Consideren una gran alegría, hermanos míos, cuando se enfrenten a diversas pruebas, pues saben que la prueba de su fe produce perseverancia. Y que la perseverancia complete su obra para que sean maduros y completos, sin que les falte nada.
Santiago 1:2-4
Revisa los titulares de las noticias de hoy o las actualizaciones de tus amigos en Facebook o Instagram. La gente en todas partes enfrenta diversas dificultades. Es una parte inevitable de la vida. Supongo que tú también estás pasando por algún tipo de prueba. Podría estar relacionada con un desafío en el trabajo o en la escuela. Tal vez tú o alguien cercano esté lidiando con una situación de salud desafortunada. O quizás tu fe en Dios se sienta puesta a prueba. Cualquiera que sea la prueba que estés enfrentando, y ya sea una gran prueba o muchas pequeñas, mi aliento para ti es el mismo que el de Santiago: Sigue adelante.

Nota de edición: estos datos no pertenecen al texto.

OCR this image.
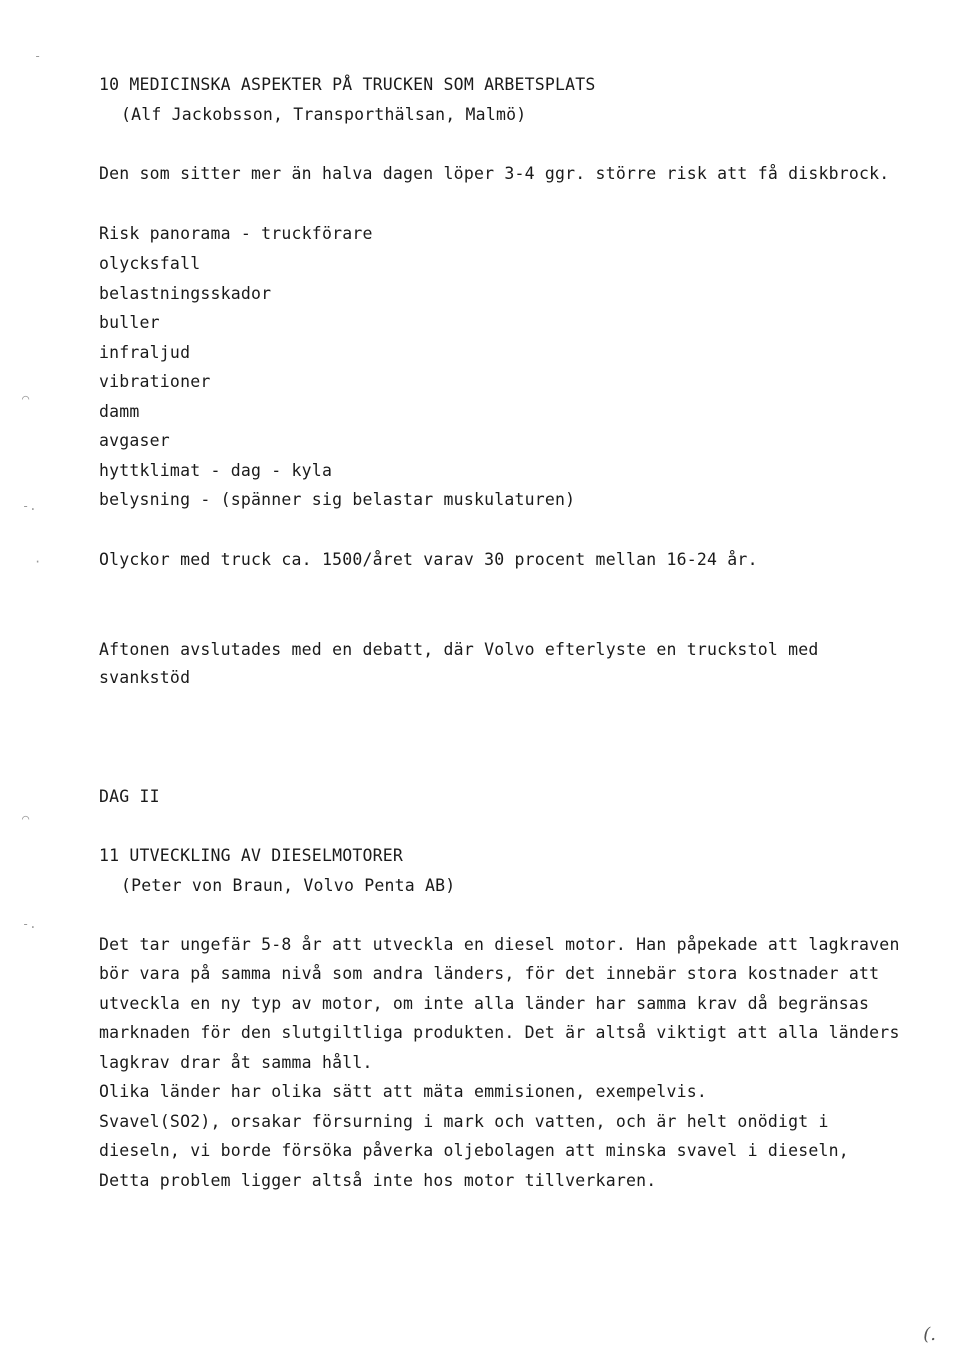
-
⌒
-.
·
⌒
-.
10 MEDICINSKA ASPEKTER PÅ TRUCKEN SOM ARBETSPLATS
(Alf Jackobsson, Transporthälsan, Malmö)
Den som sitter mer än halva dagen löper 3-4 ggr. större risk att få diskbrock.
Risk panorama - truckförare
olycksfall
belastningsskador
buller
infraljud
vibrationer
damm
avgaser
hyttklimat - dag - kyla
belysning - (spänner sig belastar muskulaturen)
Olyckor med truck ca. 1500/året varav 30 procent mellan 16-24 år.
Aftonen avslutades med en debatt, där Volvo efterlyste en truckstol med
svankstöd
DAG II
11 UTVECKLING AV DIESELMOTORER
(Peter von Braun, Volvo Penta AB)
Det tar ungefär 5-8 år att utveckla en diesel motor. Han påpekade att lagkraven
bör vara på samma nivå som andra länders, för det innebär stora kostnader att
utveckla en ny typ av motor, om inte alla länder har samma krav då begränsas
marknaden för den slutgiltliga produkten. Det är altså viktigt att alla länders
lagkrav drar åt samma håll.
Olika länder har olika sätt att mäta emmisionen, exempelvis.
Svavel(SO2), orsakar försurning i mark och vatten, och är helt onödigt i
dieseln, vi borde försöka påverka oljebolagen att minska svavel i dieseln,
Detta problem ligger altså inte hos motor tillverkaren.
(.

La carta de Santiago fue escrita a creyentes que vivían en diversas condiciones en diversas naciones (v. 1). Algunos enfrentaban la pobreza, la violencia y el desplazamiento de sus hogares. Otros se encontraban en la mira política y religiosa. Lo sorprendente es que Santiago no presenta una lista compleja de maneras de soportar las dificultades. Les da una actitud esencial para vivir, basada en lo que ya saben sobre la perseverancia y la prueba (v. 3).

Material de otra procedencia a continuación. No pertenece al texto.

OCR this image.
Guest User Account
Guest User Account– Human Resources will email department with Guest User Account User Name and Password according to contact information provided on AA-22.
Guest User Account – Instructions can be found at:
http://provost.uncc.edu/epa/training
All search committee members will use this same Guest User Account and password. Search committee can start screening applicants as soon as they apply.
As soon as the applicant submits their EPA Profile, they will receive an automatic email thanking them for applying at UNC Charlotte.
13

Personalmente, preferiría recibir una solución para que las pruebas y dificultades desaparezcan. Pero nunca he visto que la madurez y el carácter crezcan sin practicar la paciencia bajo presión. ¿Y tú? Los cónyuges y los padres deben seguir adelante. Los empleados y los estudiantes deben seguir adelante. Los que sufren y tienen el corazón roto deben seguir adelante. Y los seguidores de Jesús, en todos los ámbitos de la vida, deben seguir adelante tal como Él lo hizo (Hebreos 12:1-3).

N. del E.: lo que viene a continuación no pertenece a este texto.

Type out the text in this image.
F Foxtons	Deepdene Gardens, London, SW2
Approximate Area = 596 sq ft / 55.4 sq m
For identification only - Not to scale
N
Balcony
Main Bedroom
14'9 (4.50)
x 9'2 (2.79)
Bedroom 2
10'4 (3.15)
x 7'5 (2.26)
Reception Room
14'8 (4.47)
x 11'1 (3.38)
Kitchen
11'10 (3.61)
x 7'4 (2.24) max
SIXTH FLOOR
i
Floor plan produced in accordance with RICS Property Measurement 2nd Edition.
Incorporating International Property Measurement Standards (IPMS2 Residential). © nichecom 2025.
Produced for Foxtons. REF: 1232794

Las pruebas y las dificultades no transforman a las personas; es nuestra perseverancia la que nos transforma para ser más semejantes a Cristo. Por eso Santiago simplemente dice: «Que la perseverancia complete su obra…» (v. 4). La palabra griega echetō significa «dejar», pero más que «permitir» significa «tener y conservar». En otras palabras, Santiago nos dice que sigamos aferrándonos al final perfecto que Dios tiene preparado para nosotros. Puede que nos cueste ver lo que nos depara el futuro, pero podemos confiar en que maduraremos en la fe si elegimos una actitud de perseverancia hoy. ¡Sigan adelante, amigos!
Próximos pasos
Además de perseverancia, necesitas la empatía de Dios y de los demás para perseverar. Lee Hebreos 12:1-3 y escribe cómo fijar la mirada en Cristo te ayuda a afrontar las pruebas. Luego, llama o envía un mensaje de texto a alguien para pedirle apoyo y seguir adelante hoy.